たりぃさんの山旅

山旅を愛するたりぃさんが超軽量の道具とITガジェットを使って奥深い山域を旅します。

アサーチとの出会い - ゼロドロップシューズの衝撃

ゼロドロップシューズって聞いたことありますか?

今日は、僕が体験したゼロドロップシューズの真実をお伝えします、というほどのものではないかもしれませんが、衝撃は事実です。

 

私はなんとなくしかゼロドロップ(Zero Drop:つま先の高さとかかとの高さの差)を知らず、あまり興味もなかったのですが、ワラーチの一種で山用のアサーチを履いて以来、そのゼロドロップを体験したのですが、衝撃の事実を知ってしまいました。

 

なんと、山でまったく滑らないのです。そう、あの、UTMF2015でララムリがワラーチを履いて山を登るときに全く滑らないのと同様に、歩いたり走ったりする事ができるのです。なぜなんだろう。。わからないまま、アサーチでの走りを極めようと、山行もほとんどアサーチかMansandalsで行くようになりはや9カ月あまりが経過しました。
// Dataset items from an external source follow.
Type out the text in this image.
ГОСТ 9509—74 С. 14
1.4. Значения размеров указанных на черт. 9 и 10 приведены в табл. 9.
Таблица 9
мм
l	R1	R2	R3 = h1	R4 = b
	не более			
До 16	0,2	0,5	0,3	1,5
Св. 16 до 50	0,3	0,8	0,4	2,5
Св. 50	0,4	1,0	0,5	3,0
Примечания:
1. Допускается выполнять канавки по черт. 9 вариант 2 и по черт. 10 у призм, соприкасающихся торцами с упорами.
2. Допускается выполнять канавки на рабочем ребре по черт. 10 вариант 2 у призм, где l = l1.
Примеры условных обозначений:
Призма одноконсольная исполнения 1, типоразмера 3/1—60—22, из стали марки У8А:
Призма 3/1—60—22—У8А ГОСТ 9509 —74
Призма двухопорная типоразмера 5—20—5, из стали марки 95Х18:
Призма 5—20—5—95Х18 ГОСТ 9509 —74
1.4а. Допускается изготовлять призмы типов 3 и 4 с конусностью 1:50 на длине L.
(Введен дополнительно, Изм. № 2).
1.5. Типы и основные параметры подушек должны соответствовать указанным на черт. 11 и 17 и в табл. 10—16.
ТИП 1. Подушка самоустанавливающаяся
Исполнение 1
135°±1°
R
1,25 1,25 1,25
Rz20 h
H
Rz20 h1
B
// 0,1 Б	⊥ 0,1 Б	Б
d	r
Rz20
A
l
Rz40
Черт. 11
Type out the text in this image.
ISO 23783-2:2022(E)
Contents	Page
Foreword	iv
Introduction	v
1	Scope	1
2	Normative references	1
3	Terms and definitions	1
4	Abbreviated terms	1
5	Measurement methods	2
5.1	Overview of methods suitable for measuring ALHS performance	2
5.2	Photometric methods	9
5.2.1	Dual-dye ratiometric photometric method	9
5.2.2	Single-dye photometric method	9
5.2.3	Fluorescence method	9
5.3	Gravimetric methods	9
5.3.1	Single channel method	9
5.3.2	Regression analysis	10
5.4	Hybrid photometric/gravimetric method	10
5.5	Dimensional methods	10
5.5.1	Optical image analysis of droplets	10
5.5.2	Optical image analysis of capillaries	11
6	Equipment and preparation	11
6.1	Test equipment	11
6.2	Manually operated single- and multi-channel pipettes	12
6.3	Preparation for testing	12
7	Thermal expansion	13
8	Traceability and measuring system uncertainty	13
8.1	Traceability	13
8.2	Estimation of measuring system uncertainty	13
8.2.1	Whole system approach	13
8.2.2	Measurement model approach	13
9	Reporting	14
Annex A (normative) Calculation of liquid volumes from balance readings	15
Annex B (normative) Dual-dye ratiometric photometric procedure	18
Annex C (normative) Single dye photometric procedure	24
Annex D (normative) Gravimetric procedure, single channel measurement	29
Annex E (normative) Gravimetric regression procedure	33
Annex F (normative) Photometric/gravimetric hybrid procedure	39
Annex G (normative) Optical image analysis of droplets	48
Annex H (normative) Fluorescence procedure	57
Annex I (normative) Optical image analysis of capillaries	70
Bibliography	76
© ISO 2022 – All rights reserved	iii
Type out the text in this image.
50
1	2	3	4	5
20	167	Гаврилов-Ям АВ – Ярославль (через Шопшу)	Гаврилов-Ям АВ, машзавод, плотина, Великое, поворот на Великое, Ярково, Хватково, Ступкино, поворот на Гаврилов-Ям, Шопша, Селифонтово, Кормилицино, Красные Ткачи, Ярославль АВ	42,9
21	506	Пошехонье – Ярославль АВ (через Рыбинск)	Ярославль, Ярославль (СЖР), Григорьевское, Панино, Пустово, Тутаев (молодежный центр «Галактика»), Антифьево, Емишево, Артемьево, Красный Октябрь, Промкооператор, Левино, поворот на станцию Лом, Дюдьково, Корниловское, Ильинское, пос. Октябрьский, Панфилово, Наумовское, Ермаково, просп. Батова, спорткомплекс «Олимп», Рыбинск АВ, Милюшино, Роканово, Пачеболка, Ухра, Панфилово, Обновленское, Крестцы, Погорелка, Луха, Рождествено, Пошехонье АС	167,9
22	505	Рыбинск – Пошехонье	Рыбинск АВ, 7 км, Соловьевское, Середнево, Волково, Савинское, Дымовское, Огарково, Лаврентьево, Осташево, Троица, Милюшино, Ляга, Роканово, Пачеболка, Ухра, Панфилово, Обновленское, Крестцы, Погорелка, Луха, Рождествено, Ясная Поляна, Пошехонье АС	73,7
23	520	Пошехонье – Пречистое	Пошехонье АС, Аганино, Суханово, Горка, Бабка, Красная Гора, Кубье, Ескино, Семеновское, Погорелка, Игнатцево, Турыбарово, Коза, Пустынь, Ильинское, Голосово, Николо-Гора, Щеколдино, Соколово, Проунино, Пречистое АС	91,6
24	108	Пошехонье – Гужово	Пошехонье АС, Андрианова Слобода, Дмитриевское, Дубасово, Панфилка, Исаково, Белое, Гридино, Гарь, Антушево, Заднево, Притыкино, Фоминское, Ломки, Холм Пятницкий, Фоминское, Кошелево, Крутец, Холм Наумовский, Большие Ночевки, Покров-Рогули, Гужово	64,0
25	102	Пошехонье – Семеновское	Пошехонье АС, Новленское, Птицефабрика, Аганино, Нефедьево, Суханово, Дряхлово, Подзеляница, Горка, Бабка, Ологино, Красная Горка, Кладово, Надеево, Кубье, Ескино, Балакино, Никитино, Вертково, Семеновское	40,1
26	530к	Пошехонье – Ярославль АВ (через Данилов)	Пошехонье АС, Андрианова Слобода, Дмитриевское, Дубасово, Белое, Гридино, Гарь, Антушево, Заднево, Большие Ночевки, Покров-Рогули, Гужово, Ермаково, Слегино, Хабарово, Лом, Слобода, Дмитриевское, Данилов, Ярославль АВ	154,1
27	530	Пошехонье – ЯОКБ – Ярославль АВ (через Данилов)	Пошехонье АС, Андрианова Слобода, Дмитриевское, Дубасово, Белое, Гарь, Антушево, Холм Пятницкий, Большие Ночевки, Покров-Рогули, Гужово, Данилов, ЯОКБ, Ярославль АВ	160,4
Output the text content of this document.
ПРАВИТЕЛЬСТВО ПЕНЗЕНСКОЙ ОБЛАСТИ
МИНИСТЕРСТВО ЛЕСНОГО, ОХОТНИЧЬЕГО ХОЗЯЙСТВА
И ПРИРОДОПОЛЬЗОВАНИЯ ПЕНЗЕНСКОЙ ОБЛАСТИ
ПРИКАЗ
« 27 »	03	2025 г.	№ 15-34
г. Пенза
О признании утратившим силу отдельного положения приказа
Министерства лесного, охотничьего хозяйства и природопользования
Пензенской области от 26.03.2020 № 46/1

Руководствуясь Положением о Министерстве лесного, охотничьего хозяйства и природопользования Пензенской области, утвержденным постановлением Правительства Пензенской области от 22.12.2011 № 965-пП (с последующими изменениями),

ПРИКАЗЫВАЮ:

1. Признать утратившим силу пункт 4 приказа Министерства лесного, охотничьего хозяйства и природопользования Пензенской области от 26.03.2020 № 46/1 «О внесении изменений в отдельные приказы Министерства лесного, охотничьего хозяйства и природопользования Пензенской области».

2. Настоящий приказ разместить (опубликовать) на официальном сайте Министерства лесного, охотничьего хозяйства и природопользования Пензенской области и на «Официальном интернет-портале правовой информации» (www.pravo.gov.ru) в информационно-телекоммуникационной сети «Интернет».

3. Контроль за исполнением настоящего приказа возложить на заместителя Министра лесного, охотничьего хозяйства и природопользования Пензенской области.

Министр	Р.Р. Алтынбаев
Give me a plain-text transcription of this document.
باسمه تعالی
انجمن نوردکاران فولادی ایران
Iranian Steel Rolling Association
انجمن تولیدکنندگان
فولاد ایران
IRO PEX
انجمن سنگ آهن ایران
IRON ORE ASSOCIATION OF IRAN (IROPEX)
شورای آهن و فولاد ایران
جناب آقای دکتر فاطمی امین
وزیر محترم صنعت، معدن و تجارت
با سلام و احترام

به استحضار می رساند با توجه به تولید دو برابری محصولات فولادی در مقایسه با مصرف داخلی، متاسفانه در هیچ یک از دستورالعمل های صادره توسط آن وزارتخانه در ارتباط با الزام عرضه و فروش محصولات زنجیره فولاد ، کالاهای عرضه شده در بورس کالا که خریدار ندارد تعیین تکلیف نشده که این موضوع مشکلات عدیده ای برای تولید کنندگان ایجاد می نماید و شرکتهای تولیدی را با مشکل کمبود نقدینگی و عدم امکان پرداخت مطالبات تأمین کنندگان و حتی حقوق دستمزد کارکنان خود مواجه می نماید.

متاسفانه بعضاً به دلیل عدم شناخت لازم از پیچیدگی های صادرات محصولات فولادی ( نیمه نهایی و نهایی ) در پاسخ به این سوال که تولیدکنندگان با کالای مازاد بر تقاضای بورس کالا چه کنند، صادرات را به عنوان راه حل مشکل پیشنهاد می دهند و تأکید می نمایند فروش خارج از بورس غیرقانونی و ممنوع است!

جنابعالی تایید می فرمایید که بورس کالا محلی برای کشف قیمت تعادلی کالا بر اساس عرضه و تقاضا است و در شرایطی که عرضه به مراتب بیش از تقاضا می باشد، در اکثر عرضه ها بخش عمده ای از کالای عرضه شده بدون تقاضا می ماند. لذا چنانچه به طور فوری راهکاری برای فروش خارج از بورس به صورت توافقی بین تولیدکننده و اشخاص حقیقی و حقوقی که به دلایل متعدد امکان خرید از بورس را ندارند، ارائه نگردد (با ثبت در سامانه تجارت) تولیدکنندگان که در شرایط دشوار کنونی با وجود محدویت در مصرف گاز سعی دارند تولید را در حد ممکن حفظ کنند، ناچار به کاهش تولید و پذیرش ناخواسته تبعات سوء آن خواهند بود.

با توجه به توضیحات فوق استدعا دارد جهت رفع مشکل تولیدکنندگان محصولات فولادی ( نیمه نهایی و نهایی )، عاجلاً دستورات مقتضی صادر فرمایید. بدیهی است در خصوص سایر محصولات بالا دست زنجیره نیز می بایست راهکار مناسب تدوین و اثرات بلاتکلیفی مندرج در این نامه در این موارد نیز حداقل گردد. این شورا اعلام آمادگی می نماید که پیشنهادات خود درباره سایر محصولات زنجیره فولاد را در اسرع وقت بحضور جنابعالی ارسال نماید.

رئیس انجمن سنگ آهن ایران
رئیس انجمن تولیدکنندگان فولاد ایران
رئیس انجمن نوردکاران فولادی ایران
アサーチをつくった記事はこちら。 これ以来、ずっとアサーチで山に行くようになり、レースもないので、トレラン靴を履く必要もなくなっていました。

 

久しぶりにLa Sportiva Bushidoを履いて山に行ってみる事にしました。きっかけは八ヶ岳縦走登山に行く計画をしたのですが、雨予報だった事もあり、アサーチでは厳しそうで、レース用のこのトレランシューズならばより速く走れるようになっているかもしれないと思ったのです。アサーチの人達は、雨が降ったら裸足になればOKなのだそうだけれども、私はまだ裸足の走法を知らず、恐る恐るしか歩けない。だから3,000m級の山で裸足になる覚悟ができなかった。

この靴のドロップ(前の高さ13mmと後ろの高さ19mmの差)は6mm。Lowドロップと言えば、一般的に4mm以下を指すと思いますが、当時はこれでも少ない方だった。それに、それ以前は10mm以上ドロップがあるシューズを履いていた。そもそもドロップ差を気にしたことはほとんどなかった。

という事で、La Sportiva Bushidoを履いて雨の里山へ。

ところがどうだろう。その靴は足にぴったりフィットしているはずだったのに、何か違和感を覚える。意識してフォアフットにしないと普通に走れない。これでは足とか膝が大幅に曲がってしまう。。足に力が入らない。。。登りではかかとが引っかかる。うーん。。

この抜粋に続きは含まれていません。